Une attestation d’honneur pour couronner la rencontre
Le comité du colloque international « Sur la route de l’histoire » a profité de la présence des hôtes pour remettre au Makoko l’Attestation d’honneur célébrant le 145ᵉ anniversaire du traité. Le document, signé par Bélinda Ayessa, salue l’engagement royal en faveur du patrimoine commun.
Très ému, le souverain a remercié « sa fille Bélinda » et félicité le mémorial Pierre-Savorgnan-de-Brazza pour son rayonnement. Il a rappelé que la paix demeure indispensable à tous, des travailleurs aux chefferies traditionnelles.
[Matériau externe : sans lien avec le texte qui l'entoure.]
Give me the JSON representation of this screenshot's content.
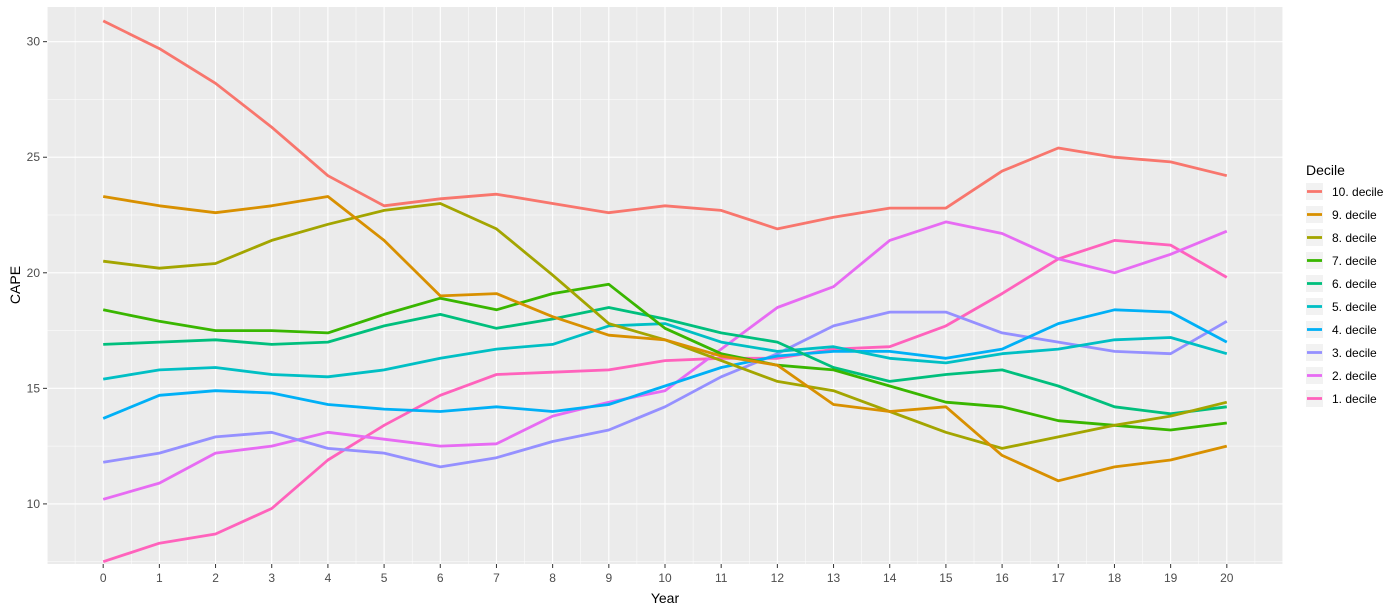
{
  "chart_data": {
    "type": "line",
    "xlabel": "Year",
    "ylabel": "CAPE",
    "x": [
      0,
      1,
      2,
      3,
      4,
      5,
      6,
      7,
      8,
      9,
      10,
      11,
      12,
      13,
      14,
      15,
      16,
      17,
      18,
      19,
      20
    ],
    "xlim": [
      -1,
      21
    ],
    "ylim": [
      7.4,
      31.5
    ],
    "y_ticks": [
      10,
      15,
      20,
      25,
      30
    ],
    "grid": true,
    "legend_title": "Decile",
    "legend_position": "right",
    "series": [
      {
        "name": "10. decile",
        "color": "#F8766D",
        "values": [
          30.9,
          29.7,
          28.2,
          26.3,
          24.2,
          22.9,
          23.2,
          23.4,
          23.0,
          22.6,
          22.9,
          22.7,
          21.9,
          22.4,
          22.8,
          22.8,
          24.4,
          25.4,
          25.0,
          24.8,
          24.2
        ]
      },
      {
        "name": "9. decile",
        "color": "#D89000",
        "values": [
          23.3,
          22.9,
          22.6,
          22.9,
          23.3,
          21.4,
          19.0,
          19.1,
          18.1,
          17.3,
          17.1,
          16.4,
          16.0,
          14.3,
          14.0,
          14.2,
          12.1,
          11.0,
          11.6,
          11.9,
          12.5
        ]
      },
      {
        "name": "8. decile",
        "color": "#A3A500",
        "values": [
          20.5,
          20.2,
          20.4,
          21.4,
          22.1,
          22.7,
          23.0,
          21.9,
          19.9,
          17.8,
          17.1,
          16.2,
          15.3,
          14.9,
          14.0,
          13.1,
          12.4,
          12.9,
          13.4,
          13.8,
          14.4
        ]
      },
      {
        "name": "7. decile",
        "color": "#39B600",
        "values": [
          18.4,
          17.9,
          17.5,
          17.5,
          17.4,
          18.2,
          18.9,
          18.4,
          19.1,
          19.5,
          17.6,
          16.5,
          16.0,
          15.8,
          15.1,
          14.4,
          14.2,
          13.6,
          13.4,
          13.2,
          13.5
        ]
      },
      {
        "name": "6. decile",
        "color": "#00BF7D",
        "values": [
          16.9,
          17.0,
          17.1,
          16.9,
          17.0,
          17.7,
          18.2,
          17.6,
          18.0,
          18.5,
          18.0,
          17.4,
          17.0,
          15.9,
          15.3,
          15.6,
          15.8,
          15.1,
          14.2,
          13.9,
          14.2
        ]
      },
      {
        "name": "5. decile",
        "color": "#00BFC4",
        "values": [
          15.4,
          15.8,
          15.9,
          15.6,
          15.5,
          15.8,
          16.3,
          16.7,
          16.9,
          17.7,
          17.8,
          17.0,
          16.6,
          16.8,
          16.3,
          16.1,
          16.5,
          16.7,
          17.1,
          17.2,
          16.5
        ]
      },
      {
        "name": "4. decile",
        "color": "#00B0F6",
        "values": [
          13.7,
          14.7,
          14.9,
          14.8,
          14.3,
          14.1,
          14.0,
          14.2,
          14.0,
          14.3,
          15.1,
          15.9,
          16.4,
          16.6,
          16.6,
          16.3,
          16.7,
          17.8,
          18.4,
          18.3,
          17.0
        ]
      },
      {
        "name": "3. decile",
        "color": "#9590FF",
        "values": [
          11.8,
          12.2,
          12.9,
          13.1,
          12.4,
          12.2,
          11.6,
          12.0,
          12.7,
          13.2,
          14.2,
          15.5,
          16.5,
          17.7,
          18.3,
          18.3,
          17.4,
          17.0,
          16.6,
          16.5,
          17.9
        ]
      },
      {
        "name": "2. decile",
        "color": "#E76BF3",
        "values": [
          10.2,
          10.9,
          12.2,
          12.5,
          13.1,
          12.8,
          12.5,
          12.6,
          13.8,
          14.4,
          14.9,
          16.7,
          18.5,
          19.4,
          21.4,
          22.2,
          21.7,
          20.6,
          20.0,
          20.8,
          21.8
        ]
      },
      {
        "name": "1. decile",
        "color": "#FF62BC",
        "values": [
          7.5,
          8.3,
          8.7,
          9.8,
          11.9,
          13.4,
          14.7,
          15.6,
          15.7,
          15.8,
          16.2,
          16.3,
          16.3,
          16.7,
          16.8,
          17.7,
          19.1,
          20.6,
          21.4,
          21.2,
          19.8
        ]
      }
    ]
  }
}
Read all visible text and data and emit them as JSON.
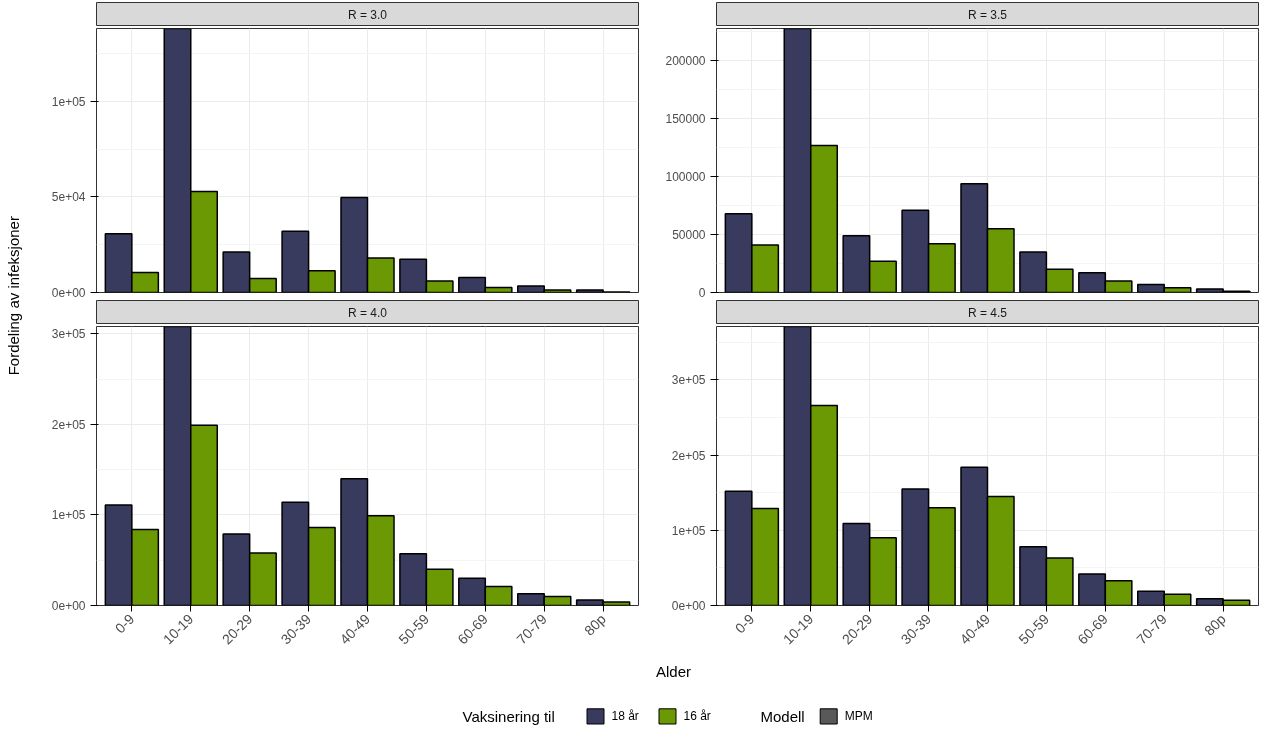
{
  "chart_data": [
    {
      "type": "bar",
      "title": "R = 3.0",
      "xlabel": "Alder",
      "ylabel": "Fordeling av infeksjoner",
      "legend_title": "Vaksinering til",
      "legend": "bottom",
      "annotations": [
        "Modell"
      ],
      "tick_labels": "y",
      "grid": true,
      "categories": [
        null,
        null,
        null,
        null,
        null,
        null,
        null,
        null,
        null
      ],
      "ylim": [
        0,
        138000
      ],
      "yticks": [
        {
          "value": 0,
          "label": "0e+00"
        },
        {
          "value": 50000,
          "label": "5e+04"
        },
        {
          "value": 100000,
          "label": "1e+05"
        }
      ],
      "series": [
        {
          "name": "18 år",
          "color": "#383a5e",
          "values": [
            30700,
            138000,
            21200,
            32000,
            49600,
            17400,
            7900,
            3400,
            1300
          ]
        },
        {
          "name": "16 år",
          "color": "#6b9904",
          "values": [
            10500,
            52800,
            7300,
            11400,
            18000,
            6000,
            2600,
            1300,
            300
          ]
        },
        {
          "name": "MPM",
          "color": "#595959",
          "values": [
            null,
            null,
            null,
            null,
            null,
            null,
            null,
            null,
            null
          ]
        }
      ]
    },
    {
      "type": "bar",
      "title": "R = 3.5",
      "tick_labels": "y",
      "grid": true,
      "categories": [
        null,
        null,
        null,
        null,
        null,
        null,
        null,
        null,
        null
      ],
      "ylim": [
        0,
        228000
      ],
      "yticks": [
        0,
        50000,
        100000,
        150000,
        200000
      ],
      "series": [
        {
          "color": "#383a5e",
          "values": [
            68000,
            228000,
            49000,
            71000,
            94000,
            35000,
            17000,
            7000,
            3000
          ]
        },
        {
          "color": "#6b9904",
          "values": [
            41000,
            127000,
            27000,
            42000,
            55000,
            20000,
            10000,
            4000,
            1000
          ]
        }
      ]
    },
    {
      "type": "bar",
      "title": "R = 4.0",
      "grid": true,
      "categories": [
        "0-9",
        "10-19",
        "20-29",
        "30-39",
        "40-49",
        "50-59",
        "60-69",
        "70-79",
        "80p"
      ],
      "ylim": [
        0,
        308000
      ],
      "yticks": [
        {
          "value": 0,
          "label": "0e+00"
        },
        {
          "value": 100000,
          "label": "1e+05"
        },
        {
          "value": 200000,
          "label": "2e+05"
        },
        {
          "value": 300000,
          "label": "3e+05"
        }
      ],
      "series": [
        {
          "color": "#383a5e",
          "values": [
            111000,
            308000,
            79000,
            114000,
            140000,
            57000,
            30000,
            13000,
            6000
          ]
        },
        {
          "color": "#6b9904",
          "values": [
            84000,
            199000,
            58000,
            86000,
            99000,
            40000,
            21000,
            10000,
            4000
          ]
        }
      ]
    },
    {
      "type": "bar",
      "title": "R = 4.5",
      "grid": true,
      "categories": [
        "0-9",
        "10-19",
        "20-29",
        "30-39",
        "40-49",
        "50-59",
        "60-69",
        "70-79",
        "80p"
      ],
      "ylim": [
        0,
        371000
      ],
      "yticks": [
        {
          "value": 0,
          "label": "0e+00"
        },
        {
          "value": 100000,
          "label": "1e+05"
        },
        {
          "value": 200000,
          "label": "2e+05"
        },
        {
          "value": 300000,
          "label": "3e+05"
        }
      ],
      "series": [
        {
          "color": "#383a5e",
          "values": [
            152000,
            371000,
            109000,
            155000,
            184000,
            78000,
            42000,
            19000,
            9000
          ]
        },
        {
          "color": "#6b9904",
          "values": [
            129000,
            266000,
            90000,
            130000,
            145000,
            63000,
            33000,
            15000,
            7000
          ]
        }
      ]
    }
  ]
}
Des retombées attendues des deux côtés du fleuve
Pour les représentants de RDC, la visite ouvre la voie à un meilleur partage des savoirs sur la pharmacopée, la gestion des terroirs et le tourisme communautaire. Un programme d’échanges entre jeunes artisans est envisagé pour 2024 sous l’égide des deux chefferies.
À Mbé, la cour royale voit aussi dans ce rapprochement l’occasion de hisser le festival Itende, vitrine des arts tékés. « Nos cousins de Kinshasa seront invités à présenter leurs masques », confie un conseiller, optimiste quant à la dynamique enclenchée.
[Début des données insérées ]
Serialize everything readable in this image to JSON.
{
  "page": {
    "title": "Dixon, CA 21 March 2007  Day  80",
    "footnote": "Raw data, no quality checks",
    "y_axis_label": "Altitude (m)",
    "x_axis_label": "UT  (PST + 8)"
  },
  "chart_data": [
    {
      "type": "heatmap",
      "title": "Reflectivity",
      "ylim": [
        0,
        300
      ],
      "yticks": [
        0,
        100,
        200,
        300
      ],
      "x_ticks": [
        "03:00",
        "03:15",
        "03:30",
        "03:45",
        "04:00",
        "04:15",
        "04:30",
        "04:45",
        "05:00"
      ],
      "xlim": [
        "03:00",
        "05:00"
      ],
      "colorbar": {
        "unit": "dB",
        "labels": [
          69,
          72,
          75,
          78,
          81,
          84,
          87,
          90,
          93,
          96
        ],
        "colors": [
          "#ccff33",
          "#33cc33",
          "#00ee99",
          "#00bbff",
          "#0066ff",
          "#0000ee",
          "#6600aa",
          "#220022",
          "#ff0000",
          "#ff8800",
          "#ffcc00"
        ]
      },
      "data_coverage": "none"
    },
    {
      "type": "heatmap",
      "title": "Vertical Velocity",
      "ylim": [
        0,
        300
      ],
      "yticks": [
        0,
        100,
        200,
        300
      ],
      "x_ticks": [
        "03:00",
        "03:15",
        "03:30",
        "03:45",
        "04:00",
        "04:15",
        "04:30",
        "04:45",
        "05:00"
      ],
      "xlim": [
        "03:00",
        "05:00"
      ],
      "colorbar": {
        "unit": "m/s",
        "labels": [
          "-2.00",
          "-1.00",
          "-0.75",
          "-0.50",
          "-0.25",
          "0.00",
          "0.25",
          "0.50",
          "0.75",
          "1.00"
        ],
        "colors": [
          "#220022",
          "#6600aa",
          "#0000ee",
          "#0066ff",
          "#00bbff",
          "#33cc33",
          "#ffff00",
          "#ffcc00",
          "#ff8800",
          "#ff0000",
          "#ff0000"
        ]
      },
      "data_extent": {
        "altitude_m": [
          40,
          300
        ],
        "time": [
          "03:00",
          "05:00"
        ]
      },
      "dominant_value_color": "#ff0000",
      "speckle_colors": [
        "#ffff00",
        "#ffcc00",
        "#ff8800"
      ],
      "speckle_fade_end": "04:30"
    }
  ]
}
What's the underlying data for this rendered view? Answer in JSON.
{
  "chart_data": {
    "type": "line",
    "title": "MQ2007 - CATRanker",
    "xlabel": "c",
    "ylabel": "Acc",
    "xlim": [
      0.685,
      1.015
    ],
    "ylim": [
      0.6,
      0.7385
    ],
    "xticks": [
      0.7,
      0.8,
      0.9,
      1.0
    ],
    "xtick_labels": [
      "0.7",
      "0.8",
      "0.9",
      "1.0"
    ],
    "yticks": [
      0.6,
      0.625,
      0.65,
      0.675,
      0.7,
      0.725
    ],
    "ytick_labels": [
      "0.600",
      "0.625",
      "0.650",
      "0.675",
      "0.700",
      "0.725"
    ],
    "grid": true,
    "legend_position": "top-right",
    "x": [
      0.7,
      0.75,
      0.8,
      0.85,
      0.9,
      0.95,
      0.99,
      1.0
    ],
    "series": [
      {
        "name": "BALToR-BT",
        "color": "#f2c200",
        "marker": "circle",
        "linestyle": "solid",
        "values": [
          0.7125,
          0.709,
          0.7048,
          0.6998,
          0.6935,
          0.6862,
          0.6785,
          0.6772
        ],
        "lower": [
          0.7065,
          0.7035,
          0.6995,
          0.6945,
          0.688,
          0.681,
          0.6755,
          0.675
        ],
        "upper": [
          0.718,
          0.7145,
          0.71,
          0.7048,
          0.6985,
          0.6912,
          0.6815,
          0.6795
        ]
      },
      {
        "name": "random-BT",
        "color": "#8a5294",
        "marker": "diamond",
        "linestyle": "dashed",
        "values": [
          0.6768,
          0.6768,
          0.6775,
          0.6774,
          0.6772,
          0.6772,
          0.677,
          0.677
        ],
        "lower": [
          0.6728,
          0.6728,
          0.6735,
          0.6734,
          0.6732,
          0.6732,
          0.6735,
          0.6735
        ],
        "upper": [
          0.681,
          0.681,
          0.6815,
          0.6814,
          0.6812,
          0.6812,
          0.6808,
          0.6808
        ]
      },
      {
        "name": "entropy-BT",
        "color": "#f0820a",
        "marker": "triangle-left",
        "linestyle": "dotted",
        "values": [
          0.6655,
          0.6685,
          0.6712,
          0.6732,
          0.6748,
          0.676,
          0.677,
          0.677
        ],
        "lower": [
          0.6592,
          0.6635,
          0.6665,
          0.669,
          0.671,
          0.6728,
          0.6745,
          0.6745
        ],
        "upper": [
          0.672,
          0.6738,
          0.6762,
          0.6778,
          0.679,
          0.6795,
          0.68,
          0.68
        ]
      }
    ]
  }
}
Mbé, carrefour d’histoire et d’avenir
La route qui mène à Mbé serpente entre les collines herbeuses du Djoué-Léfini. Chaque convoi de visiteurs ajoute une page à l’histoire partagée du Congo et de la RDC, démontrant qu’un héritage vivant se nourrit de rencontres.
Les tambours se sont tus, mais la parole du Makoko résonne encore. Elle invite les dignitaires à revenir non seulement pour commémorer, mais pour bâtir des ponts culturels durables autour d’une paix célébrée à Mbé.